Posaconazole is more active than fluconazole against Candida albicansin vitro and is approved for the treatment of oropharyngeal candidiasis but not for that of invasive candidiasis (IC). Here, we explored the efficacy of posaconazole against C. albicans in an in vitro pharmacokinetic/pharmacodynamic (PK/PD) model of IC and determined the probability of pharmacodynamic target attainment for the oral solution and intravenous (i.v.)/tablet formulations. Three clinical C. albicans isolates (posaconazole MICs, 0.008 to 0.25 mg/liter) were studied in the in vitro PK/PD dilution model simulating steady-state posaconazole PK. The in vitro exposure-effect relationship, area under the 24-h free drug concentration curve (fAUC0-24)/MIC, was described and compared with in vivo outcome in animals with IC. PK/PD susceptibility breakpoints and trough levels required for optimal treatment were determined for EUCAST and CLSI 24-h/48-h (CLSI24h/CLSI48h) methods using the fAUC0-24/MIC associated with half-maximal activity (EI50) and Monte Carlo simulation analysis for oral solution (400 mg every 12 hours [q12h]) and i.v./tablet formulations (300 mg q24h). The in vitro mean (95% confidence interval [CI]) EI50 was 330 (183 to 597) fAUC0-24/MIC for CLSI24h and 169 (92 to 310) for EUCAST/CLSI48h methods, which are close to the near-stasis in vivo effect.

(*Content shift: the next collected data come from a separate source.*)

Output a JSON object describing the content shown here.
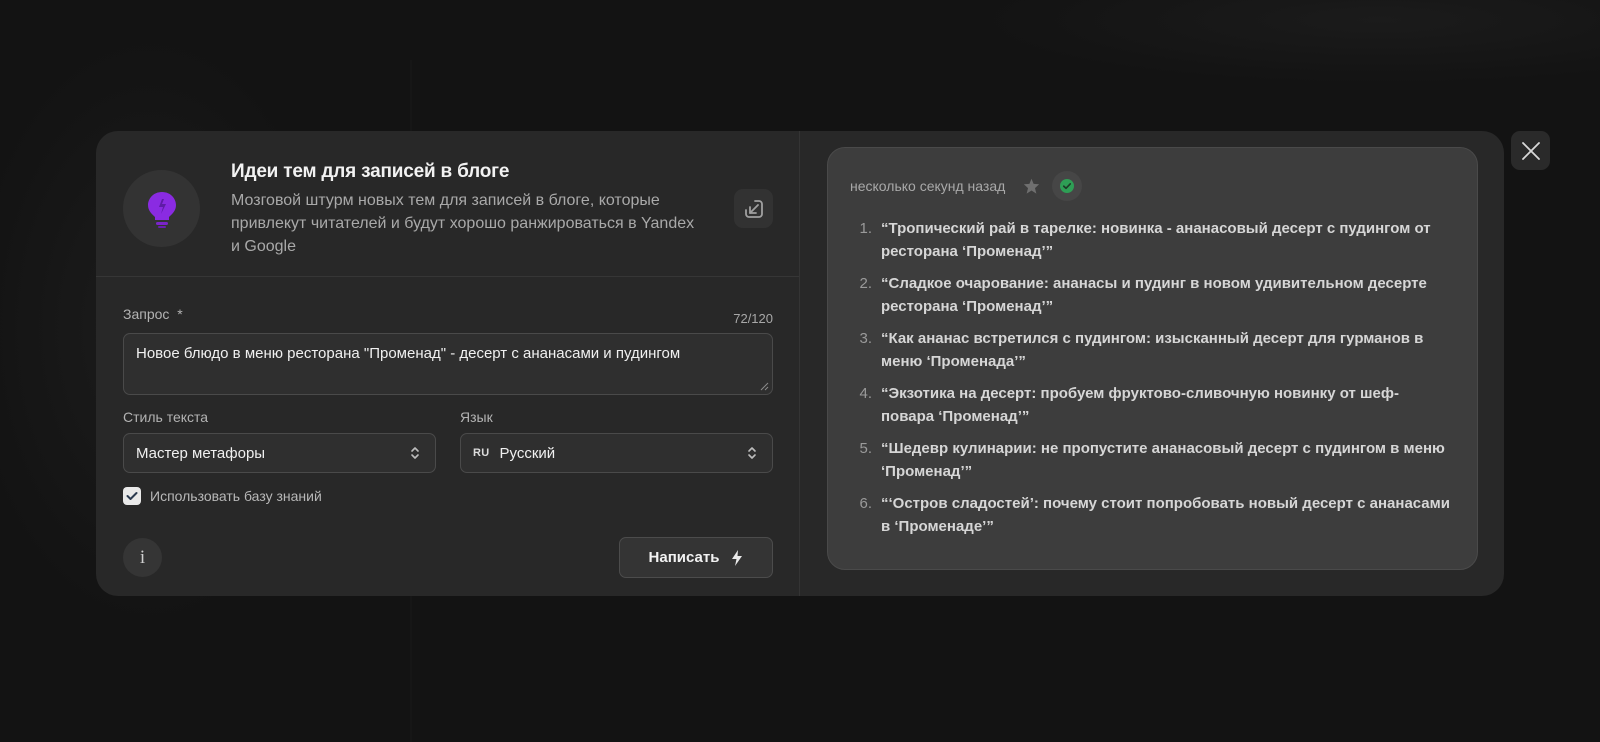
{
  "tool": {
    "title": "Идеи тем для записей в блоге",
    "description": "Мозговой штурм новых тем для записей в блоге, которые привлекут читателей и будут хорошо ранжироваться в Yandex и Google",
    "icon": "lightbulb-icon"
  },
  "form": {
    "request_label": "Запрос",
    "required_mark": "*",
    "counter": "72/120",
    "request_value": "Новое блюдо в меню ресторана \"Променад\" - десерт с ананасами и пудингом",
    "style_label": "Стиль текста",
    "style_value": "Мастер метафоры",
    "language_label": "Язык",
    "language_code": "RU",
    "language_value": "Русский",
    "knowledge_base_label": "Использовать базу знаний",
    "knowledge_base_checked": true,
    "info_label": "i",
    "submit_label": "Написать"
  },
  "result": {
    "timestamp": "несколько секунд назад",
    "items": [
      {
        "num": "1.",
        "text": "“Тропический рай в тарелке: новинка - ананасовый десерт с пудингом от ресторана ‘Променад’”"
      },
      {
        "num": "2.",
        "text": "“Сладкое очарование: ананасы и пудинг в новом удивительном десерте ресторана ‘Променад’”"
      },
      {
        "num": "3.",
        "text": "“Как ананас встретился с пудингом: изысканный десерт для гурманов в меню ‘Променада’”"
      },
      {
        "num": "4.",
        "text": "“Экзотика на десерт: пробуем фруктово-сливочную новинку от шеф-повара ‘Променад’”"
      },
      {
        "num": "5.",
        "text": "“Шедевр кулинарии: не пропустите ананасовый десерт с пудингом в меню ‘Променад’”"
      },
      {
        "num": "6.",
        "text": "“‘Остров сладостей’: почему стоит попробовать новый десерт с ананасами в ‘Променаде’”"
      }
    ]
  },
  "colors": {
    "accent_purple": "#8a2be2",
    "success_green": "#2e9e55",
    "modal_bg": "#282828",
    "result_bg": "#3d3d3d"
  }
}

The probability of target attainment for EI50 was estimated; for the wild-type isolates (MIC ≤ 0.06 mg/liter), it was low for the oral solution and higher than 95% for the i.v./tablet formulations for the EUCAST/CLSI48h methods but not for the CLSI 24-h method. Non-wild-type isolates with EUCAST/CLSI48h MICs of 0.125 and 0.25 mg/liter would require trough levels of >1.2 and >2.4 mg/liter, respectively. Posaconazole i.v./tablet formulations may have a role in the therapy of invasive infections by wild-type C. albicans isolates, provided that a steady state is reached quickly. A PK/PD susceptibility breakpoint at the epidemiological cutoff (ECV/ECOFF) of 0.06 mg/liter was determined.